European Open Internet Regulation: Proportionality and flexibility required in commercial practices (zero rating)

Regulation should not restrict the service portfolio available to end-users. It is important that operators have the possibility to develop and offer differentiated services in order to enhance users’ options and expand the choice between different providers.

Allowing operators to develop differentiated offers will promote the creation of new services and content. Moreover, a richer and more diverse internet boosts demand for internet access, and this in turn promotes network investment.

In this paper we focus on one specific element of the Open Internet Regulation (OIR) in EU/EEA, namely commercial practices and more specifically zero-rated services.

Zero-rating is a commercial practice, which allows customers who subscribe to an internet access service to access certain online content (music, video, gaming etc.), or a certain type of service (e.g. email or browsing) for free or without this usage counting towards their data allowance. A related practice is when a third party agrees to pay for the data their service consumes (sponsored data) with the same result for the subscriber as for zero rating. Generally where there is some form of differential pricing of data traffic or technical limitation related to data volumes and/or speed then this would fall within the scope of commercial practices.

Analysis of commercial practices

We believe that high-level principles against blocking and anti-competitive discrimination (enforced by competition authorities) of the EU/EEA regulation are sufficient and appropriate to prevent undesirable commercial practices. However, the OIR calls for a specific evaluation of commercial practices.

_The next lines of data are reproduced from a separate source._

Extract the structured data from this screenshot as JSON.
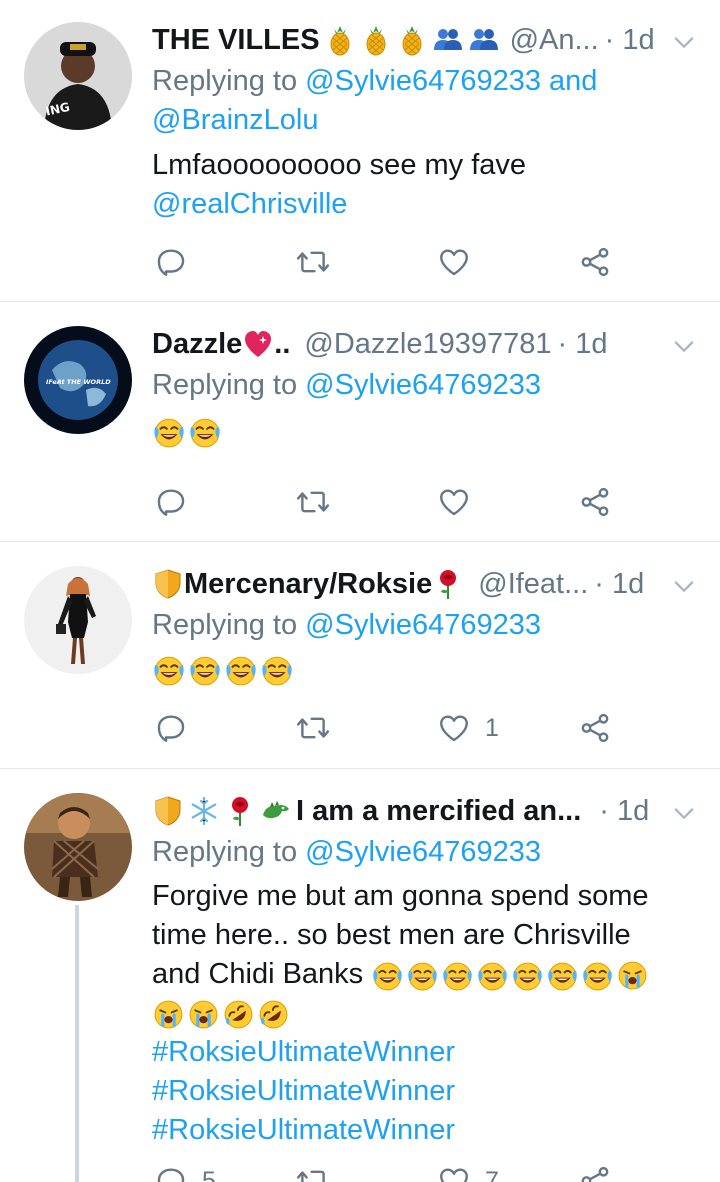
{
  "tweets": [
    {
      "name": "THE VILLES",
      "name_emoji": [
        "pineapple-emoji",
        "pineapple-emoji",
        "pineapple-emoji",
        "busts-emoji",
        "busts-emoji"
      ],
      "handle": "@An...",
      "time": "· 1d",
      "replying_prefix": "Replying to",
      "replying_to": "@Sylvie64769233 and",
      "replying_to_2": "@BrainzLolu",
      "text": "Lmfaooooooooo see my fave",
      "text_mention": "@realChrisville",
      "likes": ""
    },
    {
      "name": "Dazzle",
      "name_suffix": "..",
      "handle": "@Dazzle19397781",
      "time": "· 1d",
      "replying_prefix": "Replying to",
      "replying_to": "@Sylvie64769233",
      "emoji_body": [
        "joy-emoji",
        "joy-emoji"
      ],
      "likes": ""
    },
    {
      "name": "Mercenary/Roksie",
      "handle": "@Ifeat...",
      "time": "· 1d",
      "replying_prefix": "Replying to",
      "replying_to": "@Sylvie64769233",
      "emoji_body": [
        "joy-emoji",
        "joy-emoji",
        "joy-emoji",
        "joy-emoji"
      ],
      "likes": "1"
    },
    {
      "name": "I am a mercified an...",
      "handle": "",
      "time": "· 1d",
      "replying_prefix": "Replying to",
      "replying_to": "@Sylvie64769233",
      "text_line1": "Forgive me but am gonna spend some",
      "text_line2": "time here.. so best men are Chrisville",
      "text_line3": "and Chidi Banks",
      "hashtag1": "#RoksieUltimateWinner",
      "hashtag2": "#RoksieUltimateWinner",
      "hashtag3": "#RoksieUltimateWinner",
      "reply_count": "5",
      "like_count": "7"
    }
  ],
  "colors": {
    "accent": "#1da1f2",
    "secondary": "#657786",
    "divider": "#e1e8ed"
  }
}
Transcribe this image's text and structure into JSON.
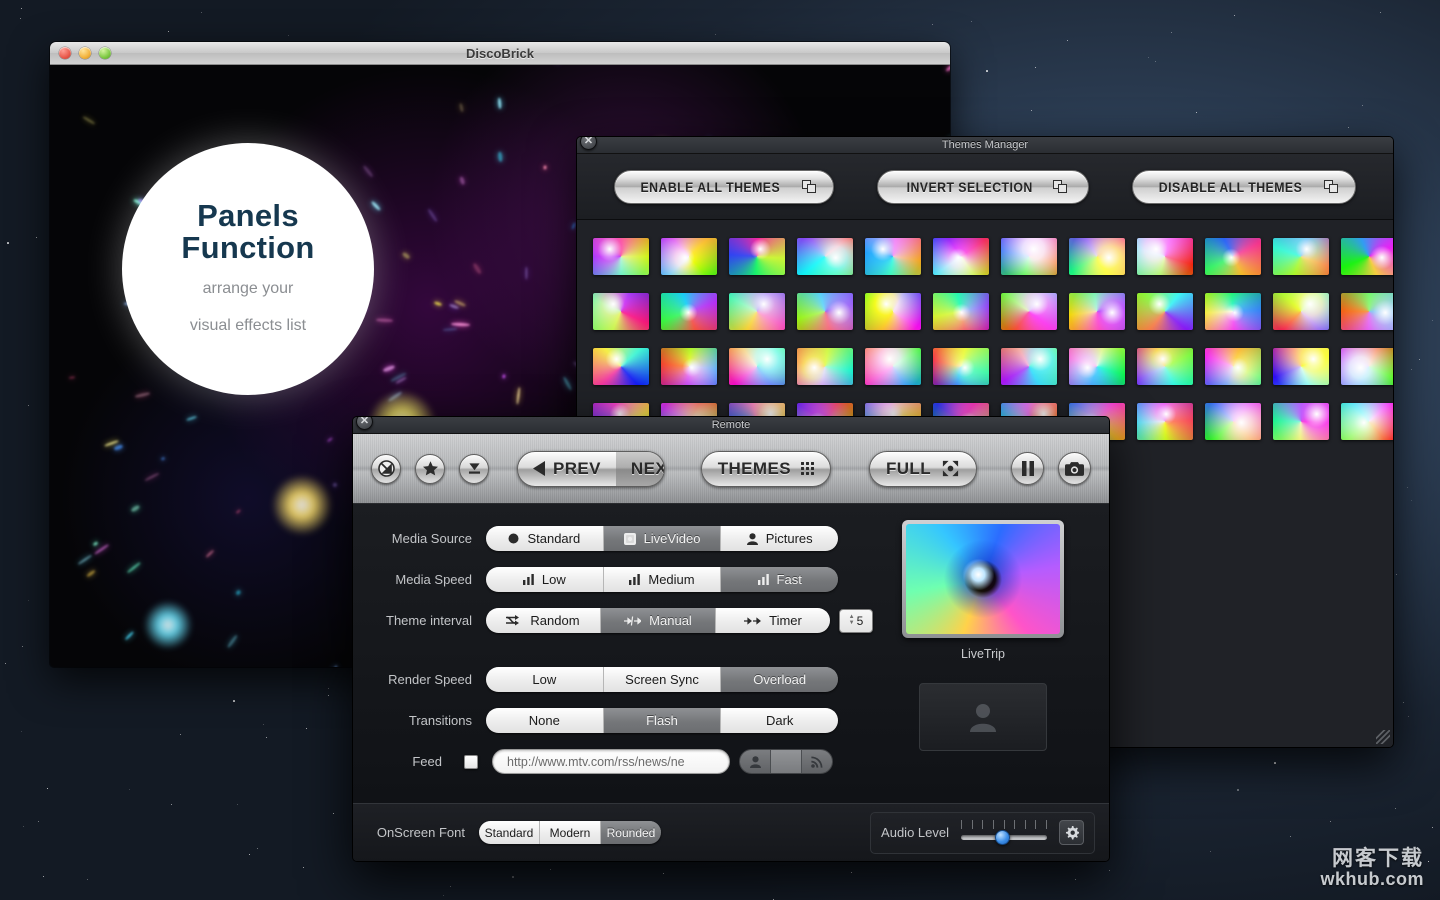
{
  "desktop": {
    "background_color": "#2b3c52"
  },
  "main_window": {
    "title": "DiscoBrick",
    "traffic_lights": [
      "close-button",
      "minimize-button",
      "zoom-button"
    ],
    "bubble": {
      "title_line1": "Panels",
      "title_line2": "Function",
      "sub_line1": "arrange your",
      "sub_line2": "visual effects list",
      "title_color": "#16384f",
      "sub_color": "#8b8e92"
    }
  },
  "themes_manager": {
    "title": "Themes Manager",
    "close_glyph": "✕",
    "buttons": [
      {
        "label": "ENABLE ALL THEMES",
        "icon": "copy-icon"
      },
      {
        "label": "INVERT SELECTION",
        "icon": "copy-icon"
      },
      {
        "label": "DISABLE ALL THEMES",
        "icon": "copy-icon"
      }
    ],
    "thumbnails": [
      "#b4309a",
      "#e8b400",
      "#1a1208",
      "#2ad6e0",
      "#1f7fd6",
      "#d63ad2",
      "#cfd8e6",
      "#d8d82a",
      "#e06ab0",
      "#2a2a38",
      "#2fbf4f",
      "#0d0d14",
      "#c21a4a",
      "#1a2a4a",
      "#b8896a",
      "#5a6676",
      "#f2d400",
      "#1f9c2f",
      "#d61ab4",
      "#b82fd6",
      "#23303f",
      "#2a4fb0",
      "#e0c000",
      "#8a6a3a",
      "#2a2f3a",
      "#c06a20",
      "#7fd2e0",
      "#9fd63a",
      "#c9a3e0",
      "#3fd64f",
      "#1f5fe0",
      "#2fa9e0",
      "#7fd63a",
      "#d6a03a",
      "#e0d62a",
      "#c0e0d6",
      "#1a3a6a",
      "#d6b89a",
      "#1f8a6a",
      "#b43ad6",
      "#e0b82a",
      "#d63a9a",
      "#e06a2a",
      "#b4724a",
      "#e0601a",
      "#c9c0a8",
      "#8a3ad6",
      "#9fd6a0",
      "#d63ad6",
      "#d6c62a",
      "#a8b8c0",
      "#3ae04f"
    ],
    "resize_grip": "resize-grip"
  },
  "remote": {
    "title": "Remote",
    "close_glyph": "✕",
    "toolbar": {
      "round_buttons": [
        {
          "name": "no-entry-icon"
        },
        {
          "name": "star-icon"
        },
        {
          "name": "eject-down-icon"
        }
      ],
      "prev_label": "PREV",
      "next_label": "NEXT",
      "themes_label": "THEMES",
      "full_label": "FULL",
      "pause_icon": "pause-icon",
      "camera_icon": "camera-icon"
    },
    "settings": [
      {
        "label": "Media Source",
        "selected": 1,
        "options": [
          {
            "text": "Standard",
            "icon": "circle-icon"
          },
          {
            "text": "LiveVideo",
            "icon": "video-icon"
          },
          {
            "text": "Pictures",
            "icon": "person-icon"
          }
        ]
      },
      {
        "label": "Media Speed",
        "selected": 2,
        "options": [
          {
            "text": "Low",
            "icon": "bars-icon"
          },
          {
            "text": "Medium",
            "icon": "bars-icon"
          },
          {
            "text": "Fast",
            "icon": "bars-icon"
          }
        ]
      },
      {
        "label": "Theme interval",
        "selected": 1,
        "options": [
          {
            "text": "Random",
            "icon": "shuffle-icon"
          },
          {
            "text": "Manual",
            "icon": "manual-arrow-icon"
          },
          {
            "text": "Timer",
            "icon": "timer-arrow-icon"
          }
        ],
        "stepper_value": "5"
      },
      {
        "label": "Render Speed",
        "selected": 2,
        "options": [
          {
            "text": "Low",
            "icon": ""
          },
          {
            "text": "Screen Sync",
            "icon": ""
          },
          {
            "text": "Overload",
            "icon": ""
          }
        ]
      },
      {
        "label": "Transitions",
        "selected": 1,
        "options": [
          {
            "text": "None",
            "icon": ""
          },
          {
            "text": "Flash",
            "icon": ""
          },
          {
            "text": "Dark",
            "icon": ""
          }
        ]
      }
    ],
    "feed": {
      "label": "Feed",
      "checkbox_checked": false,
      "url_value": "http://www.mtv.com/rss/news/ne",
      "url_placeholder": "http://",
      "segment_icons": [
        "person-icon",
        "blank",
        "rss-icon"
      ]
    },
    "preview": {
      "theme_name": "LiveTrip",
      "secondary_icon": "person-placeholder-icon"
    },
    "footer": {
      "font_label": "OnScreen Font",
      "font_selected": 2,
      "font_options": [
        "Standard",
        "Modern",
        "Rounded"
      ],
      "audio_label": "Audio Level",
      "audio_value_percent": 40,
      "gear_icon": "gear-icon"
    }
  },
  "watermark": {
    "cn": "网客下载",
    "en": "wkhub.com"
  }
}
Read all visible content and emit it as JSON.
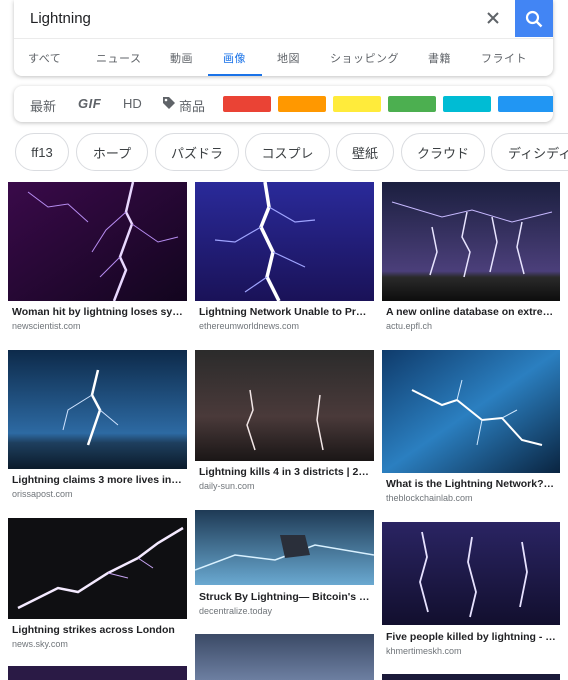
{
  "search": {
    "query": "Lightning"
  },
  "tabs": [
    {
      "label": "すべて"
    },
    {
      "label": "ニュース"
    },
    {
      "label": "動画"
    },
    {
      "label": "画像"
    },
    {
      "label": "地図"
    },
    {
      "label": "ショッピング"
    },
    {
      "label": "書籍"
    },
    {
      "label": "フライト"
    }
  ],
  "active_tab": "画像",
  "filters": {
    "recent": "最新",
    "gif": "GIF",
    "hd": "HD",
    "product": "商品",
    "colors": [
      "#ea4335",
      "#ff9800",
      "#ffeb3b",
      "#4caf50",
      "#00bcd4",
      "#2196f3"
    ]
  },
  "chips": [
    "ff13",
    "ホープ",
    "パズドラ",
    "コスプレ",
    "壁紙",
    "クラウド",
    "ディシディア"
  ],
  "results": [
    {
      "title": "Woman hit by lightning loses syn...",
      "source": "newscientist.com"
    },
    {
      "title": "Lightning Network Unable to Proc...",
      "source": "ethereumworldnews.com"
    },
    {
      "title": "A new online database on extrem...",
      "source": "actu.epfl.ch"
    },
    {
      "title": "Lightning claims 3 more lives in s...",
      "source": "orissapost.com"
    },
    {
      "title": "Lightning kills 4 in 3 districts | 20...",
      "source": "daily-sun.com"
    },
    {
      "title": "What is the Lightning Network? - ...",
      "source": "theblockchainlab.com"
    },
    {
      "title": "Lightning strikes across London",
      "source": "news.sky.com"
    },
    {
      "title": "Struck By Lightning— Bitcoin's Tr...",
      "source": "decentralize.today"
    },
    {
      "title": "Five people killed by lightning - K...",
      "source": "khmertimeskh.com"
    }
  ]
}
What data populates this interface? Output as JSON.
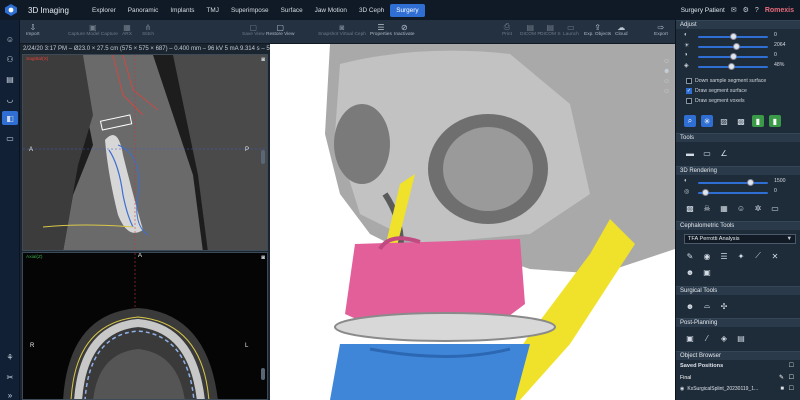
{
  "app": {
    "title": "3D Imaging",
    "brand": "Romexis",
    "patient": "Surgery Patient",
    "brand_color": "#e86a7b",
    "accent": "#2f6fd3"
  },
  "tabs": [
    {
      "label": "Explorer"
    },
    {
      "label": "Panoramic"
    },
    {
      "label": "Implants"
    },
    {
      "label": "TMJ"
    },
    {
      "label": "Superimpose"
    },
    {
      "label": "Surface"
    },
    {
      "label": "Jaw Motion"
    },
    {
      "label": "3D Ceph"
    },
    {
      "label": "Surgery",
      "active": true
    }
  ],
  "top_icons": [
    "help-icon",
    "settings-icon",
    "info-icon"
  ],
  "toolbar": {
    "import": "Import",
    "capture_model": "Capture Model Capture",
    "arx": "ARX",
    "stitch": "Stitch",
    "save_view": "Save View",
    "restore_view": "Restore View",
    "snapshot": "Snapshot Virtual Ceph",
    "properties": "Properties",
    "inactivate": "Inactivate",
    "print": "Print",
    "dicom_p": "DICOM P",
    "dicom_s": "DICOM S",
    "launch": "Launch",
    "exp_objects": "Exp. Objects",
    "cloud": "Cloud",
    "export": "Export"
  },
  "statusline": "2/24/20 3:17 PM – Ø23.0 × 27.5 cm (575 × 575 × 687) – 0.400 mm – 96 kV 5 mA 9.314 s – 50506 pre op",
  "sagittal": {
    "label": "Sagittal(X)",
    "label_color": "#e0433b",
    "orient_left": "A",
    "orient_right": "P"
  },
  "axial": {
    "label": "Axial(Z)",
    "label_color": "#3aa84a",
    "orient_top": "A",
    "orient_left": "R",
    "orient_right": "L"
  },
  "panel": {
    "adjust": {
      "title": "Adjust",
      "sliders": [
        {
          "icon": "contrast-icon",
          "value": "0",
          "level": 0.5
        },
        {
          "icon": "brightness-icon",
          "value": "2064",
          "level": 0.55
        },
        {
          "icon": "gamma-icon",
          "value": "0",
          "level": 0.5
        },
        {
          "icon": "sharpness-icon",
          "value": "48%",
          "level": 0.48
        }
      ],
      "checkboxes": [
        {
          "label": "Down sample segment surface",
          "checked": false
        },
        {
          "label": "Draw segment surface",
          "checked": true
        },
        {
          "label": "Draw segment voxels",
          "checked": false
        }
      ]
    },
    "tools_title": "Tools",
    "rendering": {
      "title": "3D Rendering",
      "slider_value_1": "1500",
      "slider_level_1": 0.75,
      "slider_value_2": "0",
      "slider_level_2": 0.1
    },
    "ceph": {
      "title": "Cephalometric Tools",
      "analysis": "TFA Perrotti Analysis"
    },
    "surgical_title": "Surgical Tools",
    "postplanning_title": "Post-Planning",
    "object_browser": {
      "title": "Object Browser",
      "saved_positions": "Saved Positions",
      "final": "Final",
      "item": "KxSurgicalSplint_20230119_1..."
    }
  }
}
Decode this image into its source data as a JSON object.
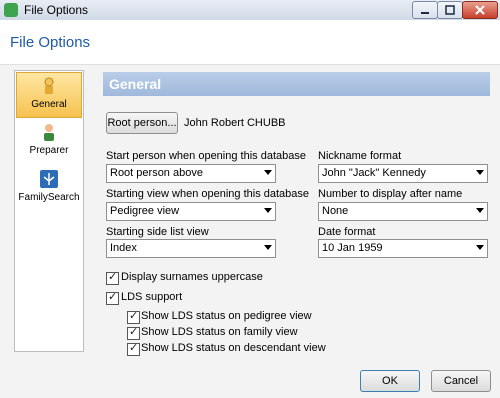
{
  "window": {
    "title": "File Options"
  },
  "dialog": {
    "title": "File Options"
  },
  "nav": {
    "items": [
      {
        "label": "General",
        "selected": true
      },
      {
        "label": "Preparer",
        "selected": false
      },
      {
        "label": "FamilySearch",
        "selected": false
      }
    ]
  },
  "panel": {
    "title": "General",
    "root_person_button": "Root person...",
    "root_person_name": "John Robert CHUBB",
    "start_person_label": "Start person when opening this database",
    "start_person_value": "Root person above",
    "starting_view_label": "Starting view when opening this database",
    "starting_view_value": "Pedigree view",
    "side_list_label": "Starting side list view",
    "side_list_value": "Index",
    "nickname_label": "Nickname format",
    "nickname_value": "John \"Jack\" Kennedy",
    "number_label": "Number to display after name",
    "number_value": "None",
    "date_label": "Date format",
    "date_value": "10 Jan 1959",
    "checkboxes": [
      {
        "label": "Display surnames uppercase",
        "checked": true
      },
      {
        "label": "LDS support",
        "checked": true
      },
      {
        "label": "Show LDS status on pedigree view",
        "checked": true
      },
      {
        "label": "Show LDS status on family view",
        "checked": true
      },
      {
        "label": "Show LDS status on descendant view",
        "checked": true
      }
    ]
  },
  "footer": {
    "ok_label": "OK",
    "cancel_label": "Cancel"
  },
  "colors": {
    "accent": "#1f5aa6",
    "panel_header": "#a9c1e2",
    "nav_selected": "#f6c24f"
  }
}
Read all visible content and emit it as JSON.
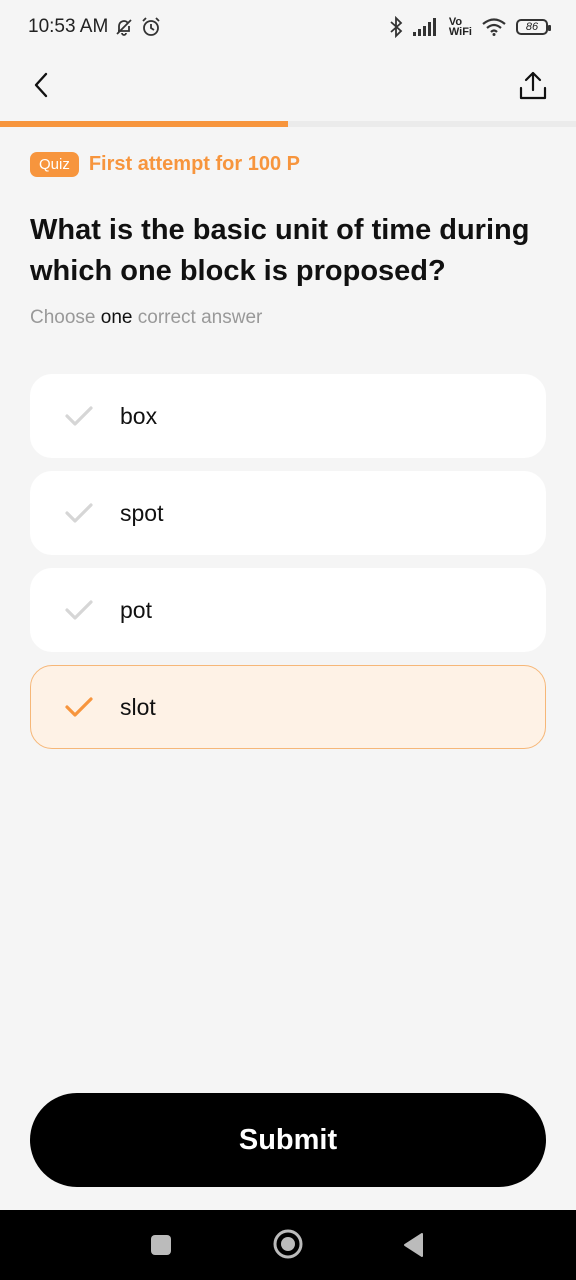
{
  "status": {
    "time": "10:53 AM",
    "vowifi_top": "Vo",
    "vowifi_bottom": "WiFi",
    "battery": "86"
  },
  "progress": {
    "fraction": 0.5
  },
  "quiz": {
    "badge": "Quiz",
    "subtitle": "First attempt for 100 P",
    "question": "What is the basic unit of time during which one block is proposed?",
    "instruction_pre": "Choose",
    "instruction_em": "one",
    "instruction_post": "correct answer",
    "options": [
      {
        "label": "box",
        "selected": false
      },
      {
        "label": "spot",
        "selected": false
      },
      {
        "label": "pot",
        "selected": false
      },
      {
        "label": "slot",
        "selected": true
      }
    ]
  },
  "submit_label": "Submit",
  "colors": {
    "accent": "#f7953d",
    "selected_bg": "#fef2e6",
    "check_inactive": "#d6d6d6"
  }
}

In Recital 7 the OIR makes clear that: “… competent authorities should be empowered to intervene against agreements or commercial practices which by reason of their scale, lead to situations where end-users’ choice is materially reduced in practice. To this end, the assessment of agreements and commercial practices should inter alia take into account the respective positions of the involved providers of internet access services and of content, services and applications.”

Hence where a regulator considers there might be an issue with a commercial offer, it should check whether the conditions mentioned in Recital 7 are fulfilled, namely does the commercial offer materially reduce the choice of the end users in practice, taking into account the market position of the parties involved and whether it undermines the essence of the end users rights.

How zero-rating can influence end-user choice

First, adding a zero-rated offer to an existing portfolio of services broadens end user choice rather than reducing it. All else being equal, customers will have the ability to retain their existing offer. Zero-rated offers therefore give consumers the possibility to access services for a lower price, making internet services accessible for a wider range of consumers.

Second, from a competition perspective, mobile operators are not subject to SMP regulation in retail markets, implying that they have not the power to restrict or drive consumers’ choices, because competition would fix the problem.

Third, if a zero-rated service is designed to be open by zero-rating categories of services, or if all content application providers have the same rights and ability to conclude commercial agreements with an internet service provider, then it is difficult to conclude that choice is restricted. This is for instance the case of the Telenor Yng service which zero-rates all relevant music services in the Norwegian market.

The need for diversity and proportionality

Experience from implementation of the OIR suggests that zero-rating outside the boundary of the customers data cap is not allowed. We note that this is discrimination from a traffic management perspective and not per se about the commercial practice itself. However, such a ban can be problematic.

Consider the example of a zero-rated emergency service application when a customer’s data quota is used. If operators cannot discriminate from a traffic management perspective contact to the emergency service would not be allowed. One could also imagine zero-rating traffic related to an application that functions with a specific device, e.g. a lock on a door. Again, with no data quota left the user would be unable to use the device.

A proportionality assessment of any commercial practice evaluation is therefore required. Such an assessment is one of the most basic legal principles applicable under EU law and is also mentioned as a requirement for traffic management practices in Recital 11 of the OIR.